I was trying to use DBSCAN algorithm from scikit-learn library with cosine metric but was stuck with the error.
The line of code is
db = DBSCAN(eps=1, min_samples=2, metric='cosine').fit(X)
where X
is a csr_matrix
. The error is the following:
Metric 'cosine' not valid for algorithm 'auto',
though the documentation says that it is possible to use this metric.
I tried to use option algorithm='kd_tree'
and 'ball_tree'
but got the same.

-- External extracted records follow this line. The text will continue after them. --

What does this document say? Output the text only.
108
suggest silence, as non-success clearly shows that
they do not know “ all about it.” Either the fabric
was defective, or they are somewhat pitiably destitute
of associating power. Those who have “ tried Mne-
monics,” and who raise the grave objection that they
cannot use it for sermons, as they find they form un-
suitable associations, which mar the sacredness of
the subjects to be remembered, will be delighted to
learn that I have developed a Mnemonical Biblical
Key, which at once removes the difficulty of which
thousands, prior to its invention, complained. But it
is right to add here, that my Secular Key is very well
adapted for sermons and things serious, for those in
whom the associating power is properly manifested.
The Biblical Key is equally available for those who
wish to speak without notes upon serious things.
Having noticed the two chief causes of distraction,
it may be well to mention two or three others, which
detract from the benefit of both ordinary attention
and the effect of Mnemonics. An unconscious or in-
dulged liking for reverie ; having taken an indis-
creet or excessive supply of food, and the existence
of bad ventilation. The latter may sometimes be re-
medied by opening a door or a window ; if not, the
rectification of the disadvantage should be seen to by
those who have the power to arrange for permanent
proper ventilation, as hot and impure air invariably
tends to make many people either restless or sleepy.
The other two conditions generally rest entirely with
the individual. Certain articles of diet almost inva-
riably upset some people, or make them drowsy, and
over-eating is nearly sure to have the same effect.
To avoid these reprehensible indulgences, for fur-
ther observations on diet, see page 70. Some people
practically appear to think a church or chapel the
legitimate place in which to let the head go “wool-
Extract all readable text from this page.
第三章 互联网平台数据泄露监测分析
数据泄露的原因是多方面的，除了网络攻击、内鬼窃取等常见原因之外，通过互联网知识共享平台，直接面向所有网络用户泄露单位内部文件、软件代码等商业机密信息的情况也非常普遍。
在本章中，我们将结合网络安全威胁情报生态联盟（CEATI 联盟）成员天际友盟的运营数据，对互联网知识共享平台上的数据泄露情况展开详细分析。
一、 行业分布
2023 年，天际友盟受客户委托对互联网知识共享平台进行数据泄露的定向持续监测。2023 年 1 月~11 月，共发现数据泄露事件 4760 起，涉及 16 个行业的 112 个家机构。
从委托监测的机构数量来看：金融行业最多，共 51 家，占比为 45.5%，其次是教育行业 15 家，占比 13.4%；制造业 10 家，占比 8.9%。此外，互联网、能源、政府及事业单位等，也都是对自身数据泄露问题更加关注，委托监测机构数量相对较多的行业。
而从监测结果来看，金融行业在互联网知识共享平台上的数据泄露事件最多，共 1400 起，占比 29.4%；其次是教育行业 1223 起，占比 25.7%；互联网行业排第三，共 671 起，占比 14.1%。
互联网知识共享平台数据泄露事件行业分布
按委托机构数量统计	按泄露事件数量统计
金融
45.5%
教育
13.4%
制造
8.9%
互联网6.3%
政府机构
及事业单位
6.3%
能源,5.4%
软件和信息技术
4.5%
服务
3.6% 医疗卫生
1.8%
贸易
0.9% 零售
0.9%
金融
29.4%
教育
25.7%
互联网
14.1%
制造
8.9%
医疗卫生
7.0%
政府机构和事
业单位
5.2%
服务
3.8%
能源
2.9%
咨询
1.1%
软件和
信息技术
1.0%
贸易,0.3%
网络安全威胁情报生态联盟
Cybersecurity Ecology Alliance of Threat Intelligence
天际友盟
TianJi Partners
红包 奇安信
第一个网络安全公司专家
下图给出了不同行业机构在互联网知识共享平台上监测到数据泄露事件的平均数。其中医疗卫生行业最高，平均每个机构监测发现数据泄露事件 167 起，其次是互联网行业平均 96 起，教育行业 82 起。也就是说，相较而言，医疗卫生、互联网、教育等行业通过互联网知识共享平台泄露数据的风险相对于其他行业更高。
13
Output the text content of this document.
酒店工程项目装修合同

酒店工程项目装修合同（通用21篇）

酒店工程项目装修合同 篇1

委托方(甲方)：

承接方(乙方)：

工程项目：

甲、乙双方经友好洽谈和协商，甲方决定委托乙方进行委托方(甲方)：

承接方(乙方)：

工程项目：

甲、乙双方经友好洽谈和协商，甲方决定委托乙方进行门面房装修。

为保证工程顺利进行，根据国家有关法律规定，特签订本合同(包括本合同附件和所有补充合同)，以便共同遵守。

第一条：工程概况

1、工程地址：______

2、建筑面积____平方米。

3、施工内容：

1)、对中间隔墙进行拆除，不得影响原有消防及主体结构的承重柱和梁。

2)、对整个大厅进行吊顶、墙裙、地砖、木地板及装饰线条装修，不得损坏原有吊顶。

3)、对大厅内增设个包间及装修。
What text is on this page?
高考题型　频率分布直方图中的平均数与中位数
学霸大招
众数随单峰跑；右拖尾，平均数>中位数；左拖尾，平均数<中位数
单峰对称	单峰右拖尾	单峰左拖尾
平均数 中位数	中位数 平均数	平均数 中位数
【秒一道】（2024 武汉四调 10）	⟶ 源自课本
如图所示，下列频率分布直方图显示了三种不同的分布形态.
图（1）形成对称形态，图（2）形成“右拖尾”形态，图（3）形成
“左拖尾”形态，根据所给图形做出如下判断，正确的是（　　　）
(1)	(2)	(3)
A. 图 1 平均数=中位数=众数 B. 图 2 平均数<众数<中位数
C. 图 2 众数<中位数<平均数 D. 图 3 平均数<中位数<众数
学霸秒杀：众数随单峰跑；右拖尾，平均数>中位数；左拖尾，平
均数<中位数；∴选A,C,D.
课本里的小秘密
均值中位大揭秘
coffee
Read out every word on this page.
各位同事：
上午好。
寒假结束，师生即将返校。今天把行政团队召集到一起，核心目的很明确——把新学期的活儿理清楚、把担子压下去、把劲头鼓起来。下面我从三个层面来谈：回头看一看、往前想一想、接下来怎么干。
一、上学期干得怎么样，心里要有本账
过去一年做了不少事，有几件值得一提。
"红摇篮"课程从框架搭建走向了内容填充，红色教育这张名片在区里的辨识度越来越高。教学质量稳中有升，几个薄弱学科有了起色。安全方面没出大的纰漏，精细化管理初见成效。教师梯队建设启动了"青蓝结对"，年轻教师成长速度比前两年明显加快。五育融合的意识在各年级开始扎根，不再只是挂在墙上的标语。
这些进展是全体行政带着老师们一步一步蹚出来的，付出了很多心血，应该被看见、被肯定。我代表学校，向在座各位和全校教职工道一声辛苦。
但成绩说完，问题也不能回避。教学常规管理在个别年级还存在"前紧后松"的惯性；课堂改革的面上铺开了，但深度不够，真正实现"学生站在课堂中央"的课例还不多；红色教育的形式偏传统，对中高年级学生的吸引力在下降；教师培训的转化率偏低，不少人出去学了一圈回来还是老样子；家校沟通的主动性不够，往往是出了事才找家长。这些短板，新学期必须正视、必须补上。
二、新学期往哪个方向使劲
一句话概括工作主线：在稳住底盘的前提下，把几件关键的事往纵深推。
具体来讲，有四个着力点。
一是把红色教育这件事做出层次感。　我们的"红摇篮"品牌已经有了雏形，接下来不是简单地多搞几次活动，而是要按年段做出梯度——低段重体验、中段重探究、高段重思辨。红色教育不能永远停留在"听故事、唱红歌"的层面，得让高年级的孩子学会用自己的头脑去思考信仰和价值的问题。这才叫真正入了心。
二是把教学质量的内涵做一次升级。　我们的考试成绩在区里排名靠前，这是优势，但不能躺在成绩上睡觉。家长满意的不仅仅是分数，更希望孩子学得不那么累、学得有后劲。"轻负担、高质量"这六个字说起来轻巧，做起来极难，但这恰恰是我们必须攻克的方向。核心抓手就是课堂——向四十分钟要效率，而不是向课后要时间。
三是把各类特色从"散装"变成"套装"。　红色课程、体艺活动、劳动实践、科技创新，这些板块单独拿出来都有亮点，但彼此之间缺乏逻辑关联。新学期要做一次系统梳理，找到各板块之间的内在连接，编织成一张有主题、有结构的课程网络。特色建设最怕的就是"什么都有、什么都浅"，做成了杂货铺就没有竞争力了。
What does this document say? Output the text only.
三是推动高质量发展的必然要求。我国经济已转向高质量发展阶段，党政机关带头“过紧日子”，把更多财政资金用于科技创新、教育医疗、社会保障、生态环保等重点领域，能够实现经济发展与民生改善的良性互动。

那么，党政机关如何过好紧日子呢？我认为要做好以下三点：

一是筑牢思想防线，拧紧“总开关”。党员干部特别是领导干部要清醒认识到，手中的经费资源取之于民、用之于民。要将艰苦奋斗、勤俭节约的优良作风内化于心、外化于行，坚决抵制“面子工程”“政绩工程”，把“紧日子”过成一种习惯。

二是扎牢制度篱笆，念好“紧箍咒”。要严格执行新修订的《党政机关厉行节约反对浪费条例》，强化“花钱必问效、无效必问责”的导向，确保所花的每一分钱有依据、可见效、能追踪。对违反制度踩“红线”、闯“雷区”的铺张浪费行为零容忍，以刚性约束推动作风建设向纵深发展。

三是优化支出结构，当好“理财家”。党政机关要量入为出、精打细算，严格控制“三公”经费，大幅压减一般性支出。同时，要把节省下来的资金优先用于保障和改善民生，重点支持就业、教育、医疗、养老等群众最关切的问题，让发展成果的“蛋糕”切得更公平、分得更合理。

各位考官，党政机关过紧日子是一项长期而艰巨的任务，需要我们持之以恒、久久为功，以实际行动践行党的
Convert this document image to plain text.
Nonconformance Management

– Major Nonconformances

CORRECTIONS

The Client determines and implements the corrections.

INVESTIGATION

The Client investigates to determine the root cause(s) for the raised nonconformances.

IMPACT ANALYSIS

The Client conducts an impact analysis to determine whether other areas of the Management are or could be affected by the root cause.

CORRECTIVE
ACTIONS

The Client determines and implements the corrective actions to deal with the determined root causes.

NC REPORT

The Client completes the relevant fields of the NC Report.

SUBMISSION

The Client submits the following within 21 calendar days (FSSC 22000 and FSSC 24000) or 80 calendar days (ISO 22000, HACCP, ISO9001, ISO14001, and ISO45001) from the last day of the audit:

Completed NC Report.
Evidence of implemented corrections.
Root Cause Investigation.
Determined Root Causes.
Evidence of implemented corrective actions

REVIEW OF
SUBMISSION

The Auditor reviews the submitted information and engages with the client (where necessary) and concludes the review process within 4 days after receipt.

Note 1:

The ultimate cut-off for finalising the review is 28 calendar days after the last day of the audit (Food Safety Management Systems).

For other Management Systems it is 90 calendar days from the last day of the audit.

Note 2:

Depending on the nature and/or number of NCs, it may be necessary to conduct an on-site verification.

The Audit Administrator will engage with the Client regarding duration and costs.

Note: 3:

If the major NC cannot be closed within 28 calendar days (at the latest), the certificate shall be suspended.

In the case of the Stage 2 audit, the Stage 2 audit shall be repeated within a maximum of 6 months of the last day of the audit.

However, there is no error if I use euclidean
or, say, l1
metric.
The matrix X
is large, so I can't use a precomputed matrix of pairwise distances.
I use python 2.7.6
and scikit-learn 0.16.1
.
My dataset doesn't have a full row of zeros, so cosine metric is well-defined.
The indexes in sklearn (probably - this may change with new versions) cannot accelerate cosine.
Try algorithm='brute'
.
For a list of metrics that your version of sklearn can accelerate, see the supported metrics of the ball tree:
from sklearn.neighbors.ball_tree import BallTree
print(BallTree.valid_metrics)
If you want a normalized distance like the cosine distance, you can also normalize your vectors first and then use the euclidean metric. Notice that for two normalized vectors u and v the euclidean distance is equal to sqrt(2-2*cos(u, v)) (see this discussion)
You can hence do something like:
Xnorm = np.linalg.norm(X,axis = 1)
Xnormed = np.divide(X,Xnorm.reshape(Xnorm.shape[0],1))
db = DBSCAN(eps=0.5, min_samples=2, metric='euclidean').fit(Xnormed)
The distances will lie in [0,2] so make sure you adjust your parameters accordingly.